New York City Ballet in the world premiere of “Play Time” (Photo by Erin Baiano)

There was a collective gasp when the curtain raised for “Play Time,” revealing the five initial dancers on stage, each taking on a vibrant monochrome of teal, pink, purple, yellow, and aqua. Splitting the difference between cartoon-finance-bro villain and high-fashion Teletubby, some of them had exaggerated shoulder pads; others had boxy skirts; a few donned scuba cap-like headgear; all of them were glittering. The score opened with inquisitive string lines, horns, and percussion that alternated between moments of slinkiness and jazzy chaos, a shimmering harp entering the bursts of organized noise. It brought to mind Solange’s collaborators Standing on the Corner, a New York City experimental jazz collective, who bring vastly different instrumentalists together to form a cacophonous harmony. (Solange also planted some of her other previous collaborators, bassist Endea Owens and drummer Jharis Yokley, with the NYCB orchestra for the performance.)

The 16-minute piece’s joyously excessive choreography demanded every second of the viewer’s attention. Moving to plucked double bass, pentatonic descending chords on the piano, and little bells, the dancers kept things light and slinky, flicking their arms and legs as if they were tickling tendrils. Then came somber piano and searching brass lines, which were accompanied by a soloist in a dark blue pantsuit, whose sprightly leaps were rounded out by sensuous hip rolls. There were flutes for a partnered dance that borrowed from Latin ballroom dance, and then a lively group section to match the kind of minimal jazz piano chords that Solange uses so frequently in her recorded work. Timpani and cymbals rolled in like a torrential storm, as a soloist in a white dress splayed out her limbs in flamboyant anguish.

New York City Ballet in the world premiere of “Play Time” (Photo by Erin Baiano)

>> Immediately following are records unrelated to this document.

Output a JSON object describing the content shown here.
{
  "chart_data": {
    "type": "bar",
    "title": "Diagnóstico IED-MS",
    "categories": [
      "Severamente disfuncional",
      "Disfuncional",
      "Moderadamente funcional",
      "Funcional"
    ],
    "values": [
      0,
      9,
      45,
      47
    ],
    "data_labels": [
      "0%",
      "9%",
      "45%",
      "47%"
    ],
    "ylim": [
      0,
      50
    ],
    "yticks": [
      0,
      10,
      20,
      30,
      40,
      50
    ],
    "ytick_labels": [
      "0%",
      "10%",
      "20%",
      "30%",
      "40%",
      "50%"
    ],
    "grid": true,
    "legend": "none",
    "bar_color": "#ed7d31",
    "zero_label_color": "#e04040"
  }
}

Even when cycling through different moods, there was an emphasis on silliness, like when all 10 dancers started marching across the stage, alternating their box-shaped arms up and down, as if they were 8-bit monsters in a video game. The performance ended triumphantly with stern brass and woodwind blasts, suggesting finality. By then, there had been embraces, a cheeky shoulder roll or two, and partnered sequences that never felt rigid—adding to the sense of queerness offered by the costuming, which included putting skirts on the male dancers and suit forms on the female dancers. The whole presentation used gender as another plaything, shaking it up like a colorful rattle.

As with most of her creative pursuits, Solange’s score was a full circle moment to her childhood in Houston, Texas. After watching Lauren Anderson, a pioneering Black principal dancer at Houston Ballet as a young girl, she began harboring a dream of attending Juilliard, she once told T Magazine. Now with “Play Time,” held just feet away from that famed performing arts school, Solange and her collaborators are proposing that unconventional perspectives could not only find a home there, but wriggle in with delight.